Zakuwałem, bo nie chcę, żeby Will znów był zawiedziony. Udało się. Umiałem na jutrzejszy sprawdzian. Odłożyłem książkę na półkę.

Skuliłem się w fotelu i rozmyślałem. Po kilkunastu minutach wstałem i postanowiłem iść do kuchni po szklankę wody.

Delikatnie otworzyłem drzwi i przekroczyłem próg pokoju. Znalazłem się na korytarzu i powoli ruszyłem w stronę schodów, gdy nagle telefon wypadł mi z rąk i spadł na sam dół...

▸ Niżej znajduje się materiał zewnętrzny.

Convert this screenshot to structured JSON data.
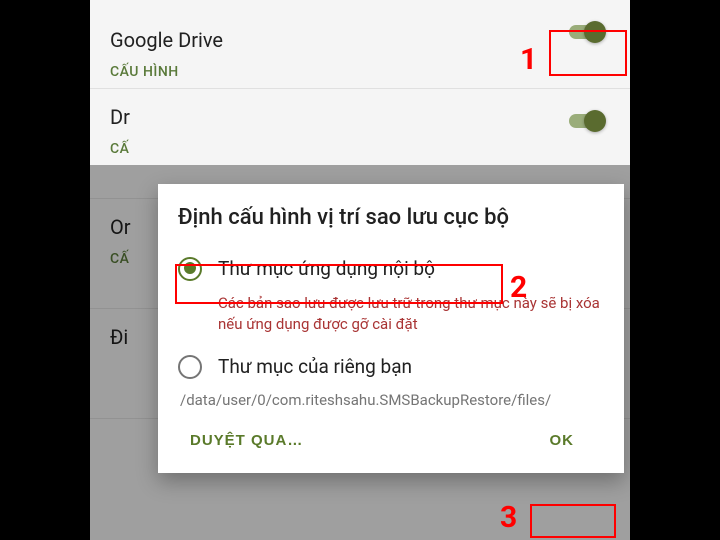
{
  "list": {
    "items": [
      {
        "title": "Google Drive",
        "config": "CẤU HÌNH"
      },
      {
        "title": "Dr",
        "config": "CẤ"
      },
      {
        "title": "Or",
        "config": "CẤ"
      },
      {
        "title": "Đi",
        "config": ""
      }
    ]
  },
  "dialog": {
    "title": "Định cấu hình vị trí sao lưu cục bộ",
    "option1": {
      "label": "Thư mục ứng dụng nội bộ",
      "desc": "Các bản sao lưu được lưu trữ trong thư mục này sẽ bị xóa nếu ứng dụng được gỡ cài đặt"
    },
    "option2": {
      "label": "Thư mục của riêng bạn"
    },
    "path": "/data/user/0/com.riteshsahu.SMSBackupRestore/files/",
    "browse": "DUYỆT QUA…",
    "ok": "OK"
  },
  "annotations": {
    "n1": "1",
    "n2": "2",
    "n3": "3"
  }
}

(Autorka/sytuacja z dziś dosłownie xd telefon żyje nawet się nie potłukł)

Zbiegłem na dół i podniosłem urządzenie. Pęknięte na pół... Gdy wkroczyłem do kuchni reszta rodzeństwa już siedziała przy stole.

Schowałem komórkę do kieszeni starych dresów i z dzbanka do kubka nalałem mineralnej wody. Zapełniłem naczynie do połowy, gdy usłyszałem pytanie:
-Co to był za huk, Tony? - zwrócił mi uwagę Will.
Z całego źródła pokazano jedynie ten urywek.